Tornoceratoidea Temporal range: 391.9–360.7 Ma PreꞒ Ꞓ O S D C P T J K Pg N

Scientific classification
- Domain: Eukaryota
- Kingdom: Animalia
- Phylum: Mollusca
- Class: Cephalopoda
- Subclass: †Ammonoidea
- Order: †Goniatitida
- Suborder: †Tornoceratina
- Superfamily: †Tornoceratoidea Arthaber, 1911
- Families: Kirsoceratidae; Parodoceratidae; Posttornoceratidae; Pseudoclymeniidae; Tornoceratidae;

= Tornoceratoidea =

Extinct superfamily of molluscs

Tornoceratoidea, also known as Tornocerataceae, is a superfamily of goniatitid ammonoids included in the suborder Tornoceratina.
Tornoceratoidea, or Tornocerataceae, is essentially the Cheilocerataceae of Miller, Furnish, and Schindewolf (1957) in the Treatise Part L, revised to accommodate new taxa and new perspectives on the phylogeny.

==Taxonomy==
Tornoceratoid genera are divided among five families, Tornoceratidae, Parodoceratidae, Posttornoceratidae, Pseudoclymediidae, and Kirsoceratidae, some of which have been recently established.

Tornoceratidae, essentially the Tornoceratidae of the Treatise, Part L, 1957, included in the Cheilocerataceae is split as a result of new discoveries into three subfamilies, the Tornnoceratinae, Aulatornoceratinae and Falcitornoceratinae, of which the Tornoceratinae is the oldest.

Parodoceratidae, proposed by Petter in 1959 is based on the genus Parodoceras, which along with Wedekindella, was placed originally in the 'Anarcestidae'. Parodiceras was described by Wedekind in 1913, Wededkindella by Schindewolf in 1928. The other two genera, Croyites and Trevoneites were added, respectively by Korn in 2001 and by Becker and House in 1994.

Posttornoceratidae is a small family of tornoceratoids, split into two subfamilies the Posttornoceratinae and Discoclymeniinae, based on Posttornoceras and Discoclymenia.
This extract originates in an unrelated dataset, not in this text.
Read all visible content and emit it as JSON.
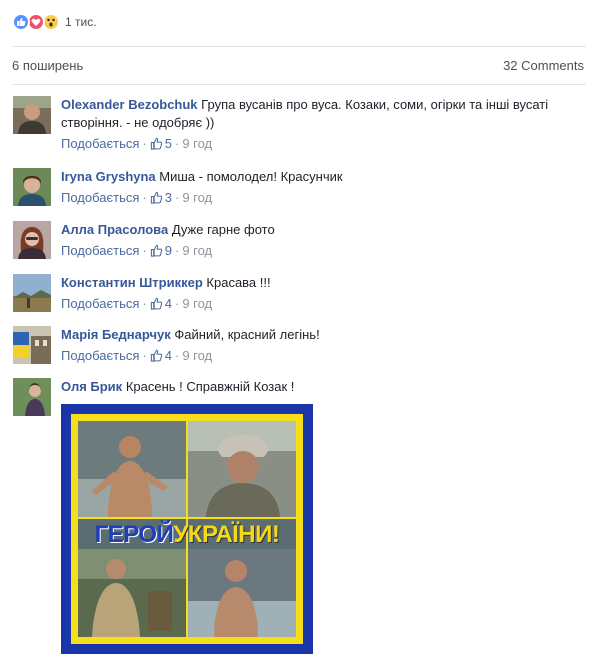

The family was originally included in the Tornoceratidae by Miller et al.

Pseudoclymeniidae is a family of tornoceroids containing a single genus, Pseudoclymenia, named by Frech in 1897 and split off from the Tornoceratidae of Miller et al. by Becker in 1993. Both the genus, and family were assigned to the Tornoceratoidea by Korn in 2006.

Kirsoceratidae, named by Korn in 2002 and assigned to the Tornoceratoidea in 2006, is based on Kirsoceras described by Bogoslovsky in 1971.